Мы верили, что так с нами разговаривает сама тайга, и никто не мог сокрушить нашу наивную веру. Ведь у детей смерти нет, у них все живо – и люди, и звери, и травы, и камни…
* * *
Я всегда понимал, что живу в невообразимой красоте, но при этом всегда чувствовал, что внутри меня есть нечто ужасное и темное, что́ часто сдавливает мою маленькую грудь, заставляет плакать беспричинно и безутешно. Иногда я не мог успокоиться целыми днями, на что бабка моя говорила:
«Он странный, головой стукнутый…»
Мать добавляла:
«Избалованный. Ремня бы ему…»
И только отец, молчаливый столяр, брал меня за руку и уводил в свою тесную мастерскую. Здесь резко пахло горячим костяным клеем и свежей древесиной. Я залезал под верстак и слушал, как поет над моей головой отцовский рубанок; смотрел, как падают, кружась, на пол золотистые кольца стружек. А потом сидел у крохотной печки и наблюдал, как большие отцовские руки собирают из реек стул или табурет.
И тоска улетучивалась куда-то…
* * *
Вот забавы моего детства: зимой прыгнуть с конька крыши, сделав сальто с переворотом, и не свернуть себе шею. Летом с той же крыши совершить прыжок с большим китайским отцовским зонтом и не приземлиться на кол забора. Поздней осенью перебежать озерцо по прозрачному тончайшему льду, когда он за тобой крошится словно стекло, и не провалиться при этом.
Мы ломали руки и ноги, проваливались под лед, получали большие рваные раны, но оставались живы.
Взрослые по своей отчаянной легкомысленности не сильно отставали от нас.

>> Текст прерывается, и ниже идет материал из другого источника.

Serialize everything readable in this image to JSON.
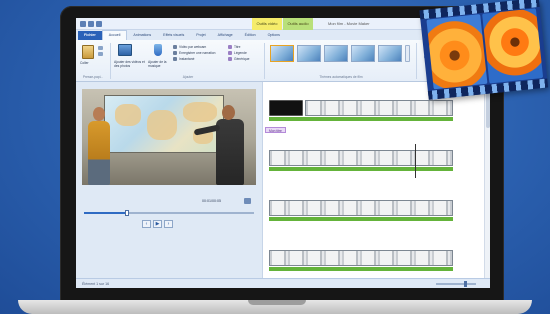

Например, весной, во время ледохода на реке, обязательно находился смельчак, который по движущимся льдинам перебегал не узкую нашу и очень своенравную реку. Он проваливался в воду под лед, надолго исчезал под шугой, потом выныривал, выкарабкивался наверх, снова бежал. Зеваки, собравшиеся на берегу, ахали, охали, хватались от ужаса за сердца, а потом, когда он благополучно возвращался на свой берег, наливали ему рюмочку-другую, приговаривая при этом:
«Ну и дурак ты, Саня!»
Саня неделю после этого пил как змей (благо, ледоход почти всегда случался на майские праздники), а потом выползал на свою завалинку синий, небритый, едва живой. Он, наверное, и сам уже не помнил о своем «подвиге», а уж тем более не мог никому внятно объяснить: какой бес его дернул?